私は起業家としての仕事に集中し過ぎて、料理に対する情熱を疎かにしてしまいました。私が思う田舎暮らしの利点は不動産価格でしたが、欠点は自分が出す料理に高い値段を付けられないことでした。
そこで、技術をさほど必要としない、シンプルな低価格のメニューを出すことにしました。この商売は上手くいきませんでした。私は落ち込んで、自分は何をやっても駄目だと感じていました……。
夫はこう言ってくれました。「君は商売じゃなくて料理が好きなんでしょう?君は凄いシェフだけど商売は苦手だ。レストランをあと6カ月続けられるだけのお金はあるんだから、君がハッピーになれることをやったらどう?」。

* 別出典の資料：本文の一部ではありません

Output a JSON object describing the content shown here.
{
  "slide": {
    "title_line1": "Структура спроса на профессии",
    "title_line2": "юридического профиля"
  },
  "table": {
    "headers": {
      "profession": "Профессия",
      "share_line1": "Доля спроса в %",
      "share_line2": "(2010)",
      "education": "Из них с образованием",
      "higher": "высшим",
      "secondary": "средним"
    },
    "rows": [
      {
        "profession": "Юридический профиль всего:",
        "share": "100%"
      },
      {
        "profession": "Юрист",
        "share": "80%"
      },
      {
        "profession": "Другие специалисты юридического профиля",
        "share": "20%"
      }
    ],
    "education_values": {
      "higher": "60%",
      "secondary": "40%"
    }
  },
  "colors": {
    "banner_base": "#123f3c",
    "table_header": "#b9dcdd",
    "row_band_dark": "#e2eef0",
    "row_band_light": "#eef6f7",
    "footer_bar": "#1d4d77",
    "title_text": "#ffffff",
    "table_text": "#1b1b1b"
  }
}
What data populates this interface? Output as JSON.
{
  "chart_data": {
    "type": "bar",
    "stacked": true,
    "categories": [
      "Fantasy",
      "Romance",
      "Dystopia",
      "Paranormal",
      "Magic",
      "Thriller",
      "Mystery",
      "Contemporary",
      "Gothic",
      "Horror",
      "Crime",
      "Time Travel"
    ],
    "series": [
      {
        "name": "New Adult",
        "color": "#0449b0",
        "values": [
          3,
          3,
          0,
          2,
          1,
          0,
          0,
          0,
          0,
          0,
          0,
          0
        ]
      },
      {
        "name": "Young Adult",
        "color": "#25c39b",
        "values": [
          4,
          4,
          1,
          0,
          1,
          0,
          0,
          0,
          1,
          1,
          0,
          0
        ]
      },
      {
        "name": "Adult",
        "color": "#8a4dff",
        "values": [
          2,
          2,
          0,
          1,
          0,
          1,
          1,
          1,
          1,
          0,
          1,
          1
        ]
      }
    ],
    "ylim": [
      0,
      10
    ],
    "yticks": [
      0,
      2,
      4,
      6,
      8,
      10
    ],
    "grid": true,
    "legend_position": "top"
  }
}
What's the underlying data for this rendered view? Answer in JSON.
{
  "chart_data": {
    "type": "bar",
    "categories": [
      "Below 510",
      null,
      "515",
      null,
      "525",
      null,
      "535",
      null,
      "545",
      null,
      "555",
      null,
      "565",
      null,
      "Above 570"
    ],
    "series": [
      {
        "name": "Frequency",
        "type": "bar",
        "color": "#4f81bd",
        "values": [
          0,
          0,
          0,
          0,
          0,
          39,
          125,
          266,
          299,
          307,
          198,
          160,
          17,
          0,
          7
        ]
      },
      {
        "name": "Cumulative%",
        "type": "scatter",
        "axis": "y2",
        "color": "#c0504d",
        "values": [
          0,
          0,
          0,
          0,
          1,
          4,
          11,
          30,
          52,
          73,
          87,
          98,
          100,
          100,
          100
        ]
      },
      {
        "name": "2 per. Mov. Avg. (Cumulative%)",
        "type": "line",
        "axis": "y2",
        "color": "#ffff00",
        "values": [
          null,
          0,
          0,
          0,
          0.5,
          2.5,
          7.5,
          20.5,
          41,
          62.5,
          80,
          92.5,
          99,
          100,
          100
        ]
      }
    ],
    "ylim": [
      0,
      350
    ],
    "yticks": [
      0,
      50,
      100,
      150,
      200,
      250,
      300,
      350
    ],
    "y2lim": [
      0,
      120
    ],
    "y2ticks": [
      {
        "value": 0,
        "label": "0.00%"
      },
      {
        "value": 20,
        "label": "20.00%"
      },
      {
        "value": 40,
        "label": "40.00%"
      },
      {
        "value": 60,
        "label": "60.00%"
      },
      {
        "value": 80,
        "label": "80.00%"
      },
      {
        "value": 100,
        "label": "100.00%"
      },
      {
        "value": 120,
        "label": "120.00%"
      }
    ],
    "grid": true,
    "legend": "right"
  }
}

私の料理を食べた人は皆、「才能あるよ」と褒めてくれていましたが、私にはまだ料理の腕前には自信がありませんでした。プロとしてのトレーニングを受けたことがなかったからです。
厨房はスーパーマンの電話ボックスと同じ
厨房は私が集中と尊厳を取り戻せる唯一の場所です。厨房は私だけの変身ゾーンなのです。私はそこに入るたびに違う人間になったように感じます。スーパーマンにとっての電話ボックスのようなものです。
自分の欠点に向き合わなければなりません。私は厨房以外のあらゆる場所ではADHDなのです。
私は自分の料理の才能を信じようと決心し、質の低いファストフードを作るのをやめました。利益を寄付するというアイディアも捨て(そもそも一文も稼いでいませんでした)、店名を「51ファーム」から「チョイチョイキッチン」に変えました。